Opportunity in Adversity – Can India lead the next wave of global growth?
Amidst all the challenges and gloom the COVID pandemic is spreading around the world, there lie some golden opportunities for India to seize. Couple of years back India announced its bold ambition to enter the USD 5 trillion GDP club by 2024. The pandemic now makes it look like a distant dream, the country was already battling an economic slowdown since 2019. The sudden and extended lockdown dealt a body blow to a number of key sectors with experts predicting from a 1% to 5% shrinkage in the economy. Will India be able to rise above these challenges and claim its seat amongst the fastest growing economies? What will it take from the Government, the Industry and the Society at large to get there?
As Rahm Emanuel, Obama’s chief of staff, said “Never Waste a Crisis”! The COVID crisis presents us an opportunity to revisit and change a number of principles in our economy. While we plan for the support and healthcare needed in coming months, it is also time for Structural Reforms 2.0 to put growth back on the agenda. The Atmanirbhar Bharat call for self-reliance should mark a fundamental shift in core policies our outlook towards various industries. Manufacturing sectors hold the key to bring that turnaround in the nation’s fortunes. If we have get back to >5% growth starting FY 22 a number of enablers and incentives need to be offered to domestic and global manufacturers. Here are our top picks of key enablers which will boost the economic revival:
- MSMEs and Impetus on local manufacturing (VocalForLocal)
At 110 Mn, MSMEs are the largest employers outside of agriculture. Boosting local production will lead to further employment generation and a whole support ecosystem which serves these manufacturing enterprises. It will also create a competitive pricing scenario not only for raw materials but also for finished products. This will allow the country to reduce reliance on imports and grow its export thereby improving its current ratios.

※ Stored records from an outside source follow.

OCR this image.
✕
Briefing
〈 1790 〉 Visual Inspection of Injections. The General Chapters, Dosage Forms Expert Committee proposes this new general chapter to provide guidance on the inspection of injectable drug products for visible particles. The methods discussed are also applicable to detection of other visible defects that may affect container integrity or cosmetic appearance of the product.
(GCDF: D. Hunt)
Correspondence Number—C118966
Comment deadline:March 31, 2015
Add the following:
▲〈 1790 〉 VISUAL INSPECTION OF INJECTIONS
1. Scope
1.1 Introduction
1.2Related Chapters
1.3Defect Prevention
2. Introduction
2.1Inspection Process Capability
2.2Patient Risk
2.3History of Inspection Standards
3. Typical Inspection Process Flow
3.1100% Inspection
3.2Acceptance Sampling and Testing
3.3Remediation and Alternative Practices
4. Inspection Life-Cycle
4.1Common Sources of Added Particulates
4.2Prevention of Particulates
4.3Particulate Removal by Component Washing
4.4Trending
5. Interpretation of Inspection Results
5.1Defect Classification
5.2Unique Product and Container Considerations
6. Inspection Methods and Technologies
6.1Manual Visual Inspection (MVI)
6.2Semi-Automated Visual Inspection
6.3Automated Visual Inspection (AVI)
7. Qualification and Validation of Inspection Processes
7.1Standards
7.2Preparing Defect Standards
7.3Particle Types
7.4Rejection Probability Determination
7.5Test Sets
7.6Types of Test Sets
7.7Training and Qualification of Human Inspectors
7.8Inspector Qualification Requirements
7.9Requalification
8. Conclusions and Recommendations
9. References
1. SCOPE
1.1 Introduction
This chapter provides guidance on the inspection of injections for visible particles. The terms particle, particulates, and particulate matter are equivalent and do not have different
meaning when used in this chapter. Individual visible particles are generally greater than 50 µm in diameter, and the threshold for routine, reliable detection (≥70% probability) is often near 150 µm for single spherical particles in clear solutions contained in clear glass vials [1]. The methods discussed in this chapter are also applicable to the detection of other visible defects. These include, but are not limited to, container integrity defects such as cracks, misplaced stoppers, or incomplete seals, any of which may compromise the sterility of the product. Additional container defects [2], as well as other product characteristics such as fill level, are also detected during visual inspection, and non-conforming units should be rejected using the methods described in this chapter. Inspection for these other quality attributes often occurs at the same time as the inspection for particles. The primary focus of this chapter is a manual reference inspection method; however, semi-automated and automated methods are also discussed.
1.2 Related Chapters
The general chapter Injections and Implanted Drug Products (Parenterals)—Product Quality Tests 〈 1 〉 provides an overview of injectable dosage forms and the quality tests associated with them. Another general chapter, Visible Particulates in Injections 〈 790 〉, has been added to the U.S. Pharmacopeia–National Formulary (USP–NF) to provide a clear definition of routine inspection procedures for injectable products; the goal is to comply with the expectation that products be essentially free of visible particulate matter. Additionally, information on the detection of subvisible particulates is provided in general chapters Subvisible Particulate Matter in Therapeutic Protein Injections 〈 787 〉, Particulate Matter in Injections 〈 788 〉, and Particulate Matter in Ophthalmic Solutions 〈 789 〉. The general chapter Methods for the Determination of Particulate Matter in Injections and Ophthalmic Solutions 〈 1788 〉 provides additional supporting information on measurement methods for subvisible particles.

- Land and linked infrastructure
If India has to aim for serious FDI investments and access to latest technology, the Central and state governments will have to align on policies and ensure availability of land along with resources like power and water in abundance, along with easy access to rail, road, logistics. Dedicated manufacturing zones across specific industries paired with freight corridors offering suitable ecosystem will certainly woo more investments. Pharma, Chemicals, Food & Agri, Textile & Fashion, Manufacturing and Plastics are some of the leading sectors which will benefit from such zones.
- Skilled labour pool
Availability of skilled labour and manufacturing talent will be key to setup the manufacturing hubs. The current migrant worker crisis is a big eye-opener to our over reliance on labour pools sourced from select poorer states. Infact, it is time to provide employment opportunities to workers closer to their homes, which will also reduce the over-burned on few urban locations. This will need the wholehearted support of the industry and society at large.
- Access to Capital
India has increasingly relied on two key capital sources – the domestic lending ecosystem and FDI. 2019 saw FDI growing a good 13% to an all-time high of $49.97 billion. Interestingly FDI also brings in access to advanced technologies. This flow will resume as India gets back to growth. However, for domestic capital to flow back it is time for a shift to flow-based lending which democratizes access to credit for MSMEs and offers a better risk-reward ratio to the financiers
- Digital India
Indians is realizing the fruits of rapid digitalization in recent years, the pandemic has further accelerated digital adoption.
- Policy certainty
India has historically been plagued by an uncertain policy & taxation regime, with several cases of retrospective cases coming up every now and then. To invite large global manufacturers and conglomerates to invest in local capacities, we will have to ensure a uniform taxation structure and application of policies.
- The Chinese conundrum
There will now be a concerted effort globally to derisk the supply chain dependence on India is in a sweet spot given its advantageous location, skilled talent pool and a neutral political stand. For the country to reap rewards the centre and the state governments have to collaborate on the ground level and create industrial hubs in tier II cities too.
In conclusion, it is not the duty of the central government alone to ensure that the economy gets back on the path to the $5 trillion mark. India needs a conducive environment with thriving collaboration between the government with the private sector, supported by a solid work-ethic from the society. While the 2024 timeline seems pushed back by a couple of years, the above measures will be certainly needed to ensure we get there by 2026, thus making India one of the brightest spots and a beacon of hope in a shrinking world. We at Vayana are committed to do our bit towards building an Incredible India .. an idea who’s time has come!